No More Big Squeeze
Book manufacturers and publishers used to squeeze each other to cut costs at the other's expense. Now they are cutting costs together in partnerships of convenience.
Welcome to 2004. It's like 2003, only the recession's grip has lessened. Production managers continue to shave a penny here, save a dollar there, while keeping up hope that the vaunted recovery will hit their employer's slice of the book publishing industry soon.
Meanwhile, large retail and bookstore chains are returning books by the truckload, according to industry regulars. This dilutes revenues and increases costs for the publishers, leaving them with diminished cash flow and pinched profits.
With publishers all the poorer, book manufacturers aren't dancing in the aisles over the alleged recovery of the U.S. economy, either. Certainly it will come, but it's not here yet, according to several book manufacturers Booktech spoke to.
Book manufacturers are continuing their quest to increase sales and profits, while they cut costs and look for more savings.

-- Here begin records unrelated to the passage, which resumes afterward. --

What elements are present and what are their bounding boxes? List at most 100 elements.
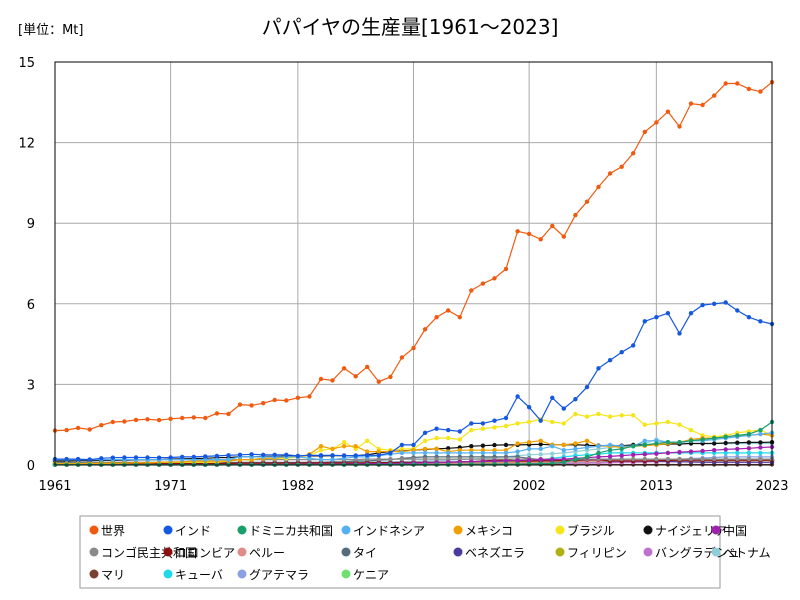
- data-point: [156, 417, 162, 423]
- data-point: [526, 405, 532, 410]
- data-point: [446, 308, 451, 313]
- legend-marker: [237, 569, 247, 579]
- data-point: [99, 423, 104, 428]
- legend-item: ベトナム: [711, 546, 771, 560]
- data-point: [607, 358, 613, 363]
- data-point: [376, 456, 381, 462]
- data-point: [526, 419, 532, 425]
- data-point: [203, 457, 208, 462]
- data-point: [758, 319, 763, 324]
- data-point: [746, 450, 752, 456]
- data-point: [758, 445, 763, 450]
- data-point: [550, 457, 555, 462]
- data-point: [168, 416, 173, 421]
- data-point: [688, 449, 694, 454]
- data-point: [700, 437, 705, 442]
- data-point: [538, 446, 543, 452]
- x-tick-label: 1982: [281, 479, 314, 494]
- data-point: [688, 456, 694, 462]
- legend-marker: [555, 525, 565, 535]
- data-point: [492, 418, 497, 423]
- data-point: [677, 124, 682, 129]
- data-point: [422, 327, 428, 332]
- data-point: [561, 234, 566, 239]
- legend-label: 中国: [723, 523, 747, 538]
- data-point: [631, 452, 636, 457]
- data-point: [700, 302, 705, 308]
- data-point: [515, 462, 520, 467]
- data-point: [110, 455, 116, 460]
- legend-item: ケニア: [341, 568, 389, 582]
- data-point: [272, 452, 277, 457]
- data-point: [700, 456, 705, 462]
- unit-label: [単位：Mt]: [18, 22, 83, 38]
- data-point: [180, 454, 185, 460]
- data-point: [457, 315, 462, 320]
- data-point: [330, 453, 335, 458]
- data-point: [573, 441, 578, 446]
- data-point: [515, 394, 520, 399]
- data-point: [746, 431, 752, 437]
- y-tick-label: 9: [27, 217, 35, 232]
- legend-item: コロンビア: [163, 546, 235, 560]
- data-point: [446, 446, 451, 451]
- data-point: [503, 266, 509, 272]
- data-point: [365, 449, 370, 454]
- data-point: [365, 453, 370, 458]
- data-point: [145, 455, 150, 460]
- data-point: [758, 440, 763, 445]
- data-point: [226, 457, 231, 462]
- data-point: [515, 458, 520, 463]
- data-point: [746, 315, 752, 320]
- data-point: [503, 462, 509, 467]
- legend: 世界 インド ドミニカ共和国 インドネシア メキシコ ブラジル ナイジェリア中国コンゴ民主共…: [79, 515, 771, 589]
- data-point: [249, 403, 254, 408]
- data-point: [631, 444, 636, 449]
- data-point: [480, 450, 486, 456]
- data-point: [654, 451, 659, 456]
- legend-label: コンゴ民主共和国: [101, 545, 197, 560]
- data-point: [341, 444, 347, 449]
- data-point: [237, 452, 243, 457]
- data-point: [642, 422, 647, 427]
- data-point: [156, 455, 162, 460]
- data-point: [318, 376, 324, 382]
- data-point: [619, 453, 624, 458]
- data-point: [203, 454, 208, 459]
- legend-item: ナイジェリア: [643, 524, 727, 538]
- data-point: [411, 456, 416, 462]
- data-point: [665, 419, 671, 425]
- data-point: [723, 456, 728, 462]
- data-point: [64, 456, 69, 462]
- data-point: [469, 288, 474, 293]
- data-point: [561, 421, 566, 426]
- legend-item: キューバ: [163, 568, 223, 582]
- data-point: [654, 456, 659, 462]
- data-point: [538, 457, 543, 462]
- data-point: [411, 345, 416, 351]
- gridlines: [55, 62, 772, 465]
- legend-label: ドミニカ共和国: [249, 524, 333, 538]
- data-point: [619, 164, 624, 169]
- data-point: [457, 450, 462, 456]
- legend-item: 中国: [711, 523, 747, 538]
- data-point: [526, 231, 532, 237]
- legend-marker: [711, 525, 721, 535]
- data-point: [75, 456, 81, 462]
- data-point: [376, 453, 381, 458]
- data-point: [758, 431, 763, 437]
- legend-label: 世界: [101, 524, 125, 538]
- data-point: [307, 453, 312, 458]
- data-point: [469, 444, 474, 449]
- data-point: [249, 452, 254, 457]
- y-tick-label: 3: [27, 378, 35, 393]
- data-point: [735, 446, 740, 452]
- data-point: [341, 366, 347, 371]
- data-point: [330, 446, 335, 452]
- data-point: [746, 456, 752, 462]
- data-point: [284, 452, 289, 457]
- legend-item: インド: [163, 524, 211, 538]
- legend-label: ベネズエラ: [465, 545, 525, 560]
- plot-frame: [54, 61, 773, 466]
- data-point: [596, 444, 601, 449]
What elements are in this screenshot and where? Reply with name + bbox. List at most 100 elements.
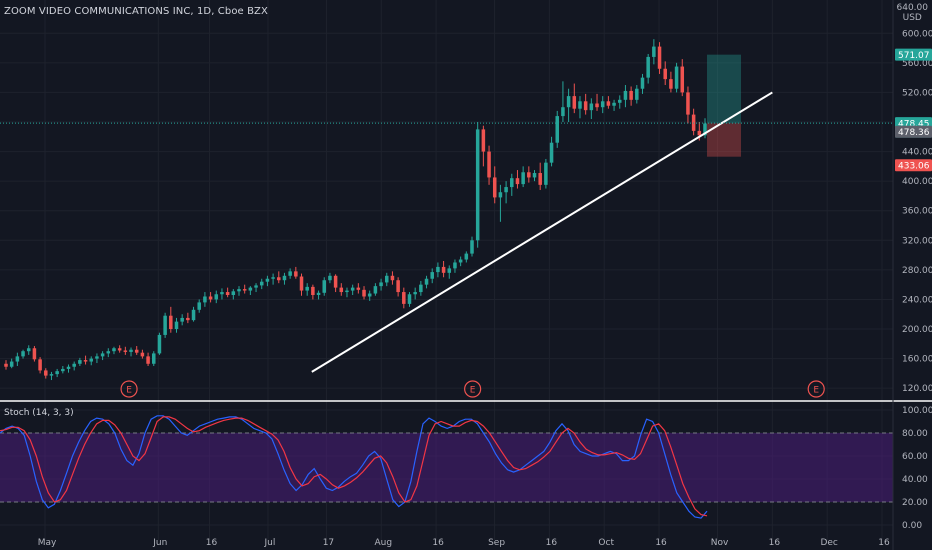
- price-axis[interactable]: 600.00560.00520.00480.00440.00400.00360.…: [902, 29, 932, 394]
- price-tick-label: 600.00: [902, 29, 932, 39]
- candle-body: [384, 275, 389, 283]
- stoch-lines: [0, 415, 708, 519]
- candle-body: [117, 348, 122, 351]
- candle: [305, 283, 309, 296]
- candle-body: [623, 90, 628, 100]
- candle-body: [629, 90, 633, 100]
- candle: [441, 260, 446, 278]
- candle: [453, 259, 457, 273]
- candle: [174, 317, 179, 333]
- price-tick-label: 200.00: [902, 325, 932, 335]
- candle: [123, 346, 128, 355]
- candle-body: [333, 275, 338, 288]
- candle: [333, 274, 338, 293]
- candle: [311, 284, 315, 300]
- candle-body: [38, 359, 42, 371]
- candle: [538, 162, 542, 191]
- candle-body: [663, 68, 667, 80]
- candle-body: [606, 101, 611, 106]
- candle-body: [464, 253, 469, 260]
- candle: [316, 290, 321, 300]
- stoch-axis[interactable]: 100.00 80.00 60.00 40.00 20.00 0.00: [902, 406, 932, 531]
- candle: [623, 85, 628, 108]
- time-axis[interactable]: May Jun 16 Jul 17 Aug 16 Sep 16 Oct 16 Nov 16 Dec 16: [38, 538, 890, 548]
- candle: [390, 271, 395, 285]
- candle: [612, 99, 616, 111]
- candle-body: [481, 129, 486, 152]
- candle-body: [350, 287, 355, 291]
- earnings-circle: [807, 380, 825, 398]
- earnings-letter: E: [126, 386, 132, 396]
- candle-body: [220, 292, 224, 295]
- candle-body: [208, 296, 213, 300]
- candle: [146, 352, 150, 366]
- candle: [674, 62, 679, 93]
- candle: [151, 351, 156, 366]
- candle: [117, 345, 122, 353]
- candle: [9, 358, 14, 369]
- candle-body: [26, 348, 31, 352]
- candle-body: [123, 350, 128, 352]
- candle-body: [271, 277, 275, 279]
- candle: [583, 93, 588, 115]
- earnings-marker[interactable]: E: [807, 380, 825, 398]
- time-tick-label: May: [38, 538, 57, 548]
- earnings-marker[interactable]: E: [120, 380, 138, 398]
- candle: [510, 173, 514, 196]
- target-price-badge-box: [895, 48, 932, 61]
- candle: [231, 289, 236, 300]
- stoch-tick-label: 100.00: [902, 406, 932, 416]
- candle-body: [492, 177, 497, 198]
- candle-body: [44, 370, 48, 376]
- entry-price-badge-text: 478.36: [898, 128, 930, 138]
- candle-body: [652, 46, 656, 57]
- candle-body: [356, 287, 361, 290]
- candle: [606, 96, 611, 109]
- time-tick-label: Aug: [374, 538, 392, 548]
- candle-body: [379, 282, 383, 287]
- stoch-band-fill: [0, 433, 893, 502]
- candle-body: [458, 259, 463, 263]
- stoch-tick-label: 40.00: [902, 475, 928, 485]
- candle-body: [674, 66, 679, 89]
- candle-body: [441, 266, 446, 273]
- candle: [350, 284, 355, 296]
- candle: [663, 61, 667, 86]
- trend-line[interactable]: [311, 91, 773, 373]
- candle: [430, 268, 434, 284]
- candle: [26, 345, 31, 355]
- candle-body: [95, 356, 99, 359]
- candle: [413, 287, 417, 300]
- candle-body: [475, 129, 480, 241]
- stop-price-badge-box: [895, 159, 932, 172]
- candle: [242, 284, 247, 294]
- time-tick-label: 17: [323, 538, 334, 548]
- candle: [578, 96, 582, 119]
- candle: [180, 314, 184, 326]
- candle-body: [703, 123, 707, 136]
- candle: [61, 365, 65, 374]
- candle-body: [231, 291, 236, 296]
- candle: [629, 86, 633, 106]
- candle-body: [214, 294, 219, 300]
- stoch-band-group: [0, 432, 893, 503]
- candle-body: [589, 103, 594, 111]
- candle: [277, 271, 281, 284]
- candle: [248, 286, 253, 296]
- long-position-tool[interactable]: [707, 54, 741, 157]
- candle: [208, 292, 213, 303]
- candle-body: [186, 317, 190, 321]
- earnings-marker[interactable]: E: [464, 380, 482, 398]
- candle-body: [328, 275, 332, 281]
- price-tick-label: 520.00: [902, 88, 932, 98]
- candle: [447, 265, 452, 279]
- candle: [572, 83, 577, 114]
- candle: [294, 266, 298, 279]
- candle-body: [322, 280, 327, 293]
- earnings-circle: [120, 380, 138, 398]
- candle: [407, 292, 412, 307]
- candle-body: [259, 281, 264, 286]
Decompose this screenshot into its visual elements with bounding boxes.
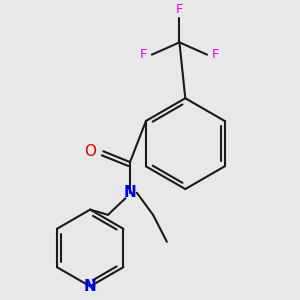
Text: F: F <box>176 3 183 16</box>
Text: F: F <box>212 48 219 61</box>
Text: O: O <box>84 144 96 159</box>
Text: N: N <box>124 185 136 200</box>
Text: N: N <box>84 279 97 294</box>
Text: F: F <box>140 48 147 61</box>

This quest for greater efficiencies is certainly a factor in the recent wave of mergers and acquisitions among book manufacturers and component makers.
For recession-weary book publishers and manufacturers, the process of cost containment and reduction goes on. And that, say the publishers and manufacturers we spoke to, is actually a good thing. Surviving the recession has resulted in leaner, meaner publishing and manufacturing organizations.
For production managers, cutbacks and consolidation of offices, plants, managers, and staff means they have to do more with less. Faced with smaller teams and budgets, publishers and manufacturers leveraged their relationships to help their organizations maintain productivity, quality, and a competitive edge.
"The biggest change I see in the traditional relationship is the one of the publisher sitting down with the printer and demanding lower prices," says Owen Mitchell, VP for global supplier management at Pearson Co., an international media company based in London and New York.